I am new here and was trying to find some help from some other women who chart their cycles. I have been doing this on and off for a few years now. Currently I have been charting to avoid for about a year. I have this odd thing that happens that I wanted to see if anyone else has any insight on.
So, normally in your cycle you get to a point where your cervical mucus becomes very stretchy and egg-white like, usually a few days before ovulation. And then you have a temp rise and you know you have ovulated.
For me it's been different since I started keeping track this time around.
I consistently have the stretchy egg-white mucus about 8 days before I even have the temp change, also accompanied by a high soft cervix. Which is weird to me, and always makes me nervous, because I get slightly unsure about when the ovulation is actually happening. I thought for sure you couldn't have a temp change until the egg starts to break down (which would have to mean it was released within the past 24 hours earlier).

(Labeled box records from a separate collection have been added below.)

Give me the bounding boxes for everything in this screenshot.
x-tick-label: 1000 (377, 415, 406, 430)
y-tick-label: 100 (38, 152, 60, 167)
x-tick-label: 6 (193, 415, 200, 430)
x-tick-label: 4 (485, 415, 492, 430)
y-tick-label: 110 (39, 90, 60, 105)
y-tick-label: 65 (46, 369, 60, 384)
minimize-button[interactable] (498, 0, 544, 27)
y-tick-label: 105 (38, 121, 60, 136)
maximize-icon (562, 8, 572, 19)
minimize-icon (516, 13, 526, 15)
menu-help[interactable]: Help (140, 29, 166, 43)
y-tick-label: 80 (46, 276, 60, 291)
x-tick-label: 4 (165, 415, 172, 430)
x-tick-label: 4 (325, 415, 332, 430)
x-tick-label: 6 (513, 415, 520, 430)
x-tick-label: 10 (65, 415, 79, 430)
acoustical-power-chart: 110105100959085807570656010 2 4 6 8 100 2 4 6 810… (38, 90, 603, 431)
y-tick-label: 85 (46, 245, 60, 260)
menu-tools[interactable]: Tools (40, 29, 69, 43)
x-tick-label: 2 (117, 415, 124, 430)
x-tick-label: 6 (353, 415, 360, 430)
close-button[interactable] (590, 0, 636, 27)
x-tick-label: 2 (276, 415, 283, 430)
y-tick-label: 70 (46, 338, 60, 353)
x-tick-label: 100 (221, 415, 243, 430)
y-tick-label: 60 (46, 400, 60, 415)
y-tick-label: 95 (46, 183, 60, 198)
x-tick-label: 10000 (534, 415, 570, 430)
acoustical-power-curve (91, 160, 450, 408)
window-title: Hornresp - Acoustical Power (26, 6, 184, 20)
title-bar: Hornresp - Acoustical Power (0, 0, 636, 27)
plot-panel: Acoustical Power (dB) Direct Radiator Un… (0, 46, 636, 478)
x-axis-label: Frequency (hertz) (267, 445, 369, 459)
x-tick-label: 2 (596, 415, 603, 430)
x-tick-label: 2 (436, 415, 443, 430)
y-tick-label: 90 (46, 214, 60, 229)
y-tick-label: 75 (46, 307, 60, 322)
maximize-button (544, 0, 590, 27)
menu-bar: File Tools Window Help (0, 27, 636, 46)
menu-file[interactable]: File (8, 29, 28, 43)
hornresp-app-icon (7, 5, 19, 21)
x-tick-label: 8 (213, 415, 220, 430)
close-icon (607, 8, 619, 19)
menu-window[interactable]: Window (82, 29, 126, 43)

I know that I am going to have the temp rise and actually ovulate (or at least that is what I have been assuming the temp rise was indicating) because my breasts get extremely sore 3-5 days leading up to the official temperature change for me. So, I know when it's coming everytime.
But I guess I am confused about the temp rise and the cervical mucus/high soft cervix being so many days apart (at least a week or more).
So basically I am confused/curious if I am actually ovulating when I get the cervical mucus. Or if I am actually ovulating a day or so before the actually temp change. Sorry if this is TMI info for anyone.
What you're experiencing is quite normal. The EWCM and HSO cervix are what you experience during your fertile period, leading up to ovulation. It can nourish the sperm so that they can live for several days, so when you are observing it, you should expect that you could get pregnant from any relations during that time. You don't ovulate until about the end of the patch of EWCM when your temp rises and cervix begins to close. The egg then lives only for a day or less, so most of your fertile window is before ovulation, not after.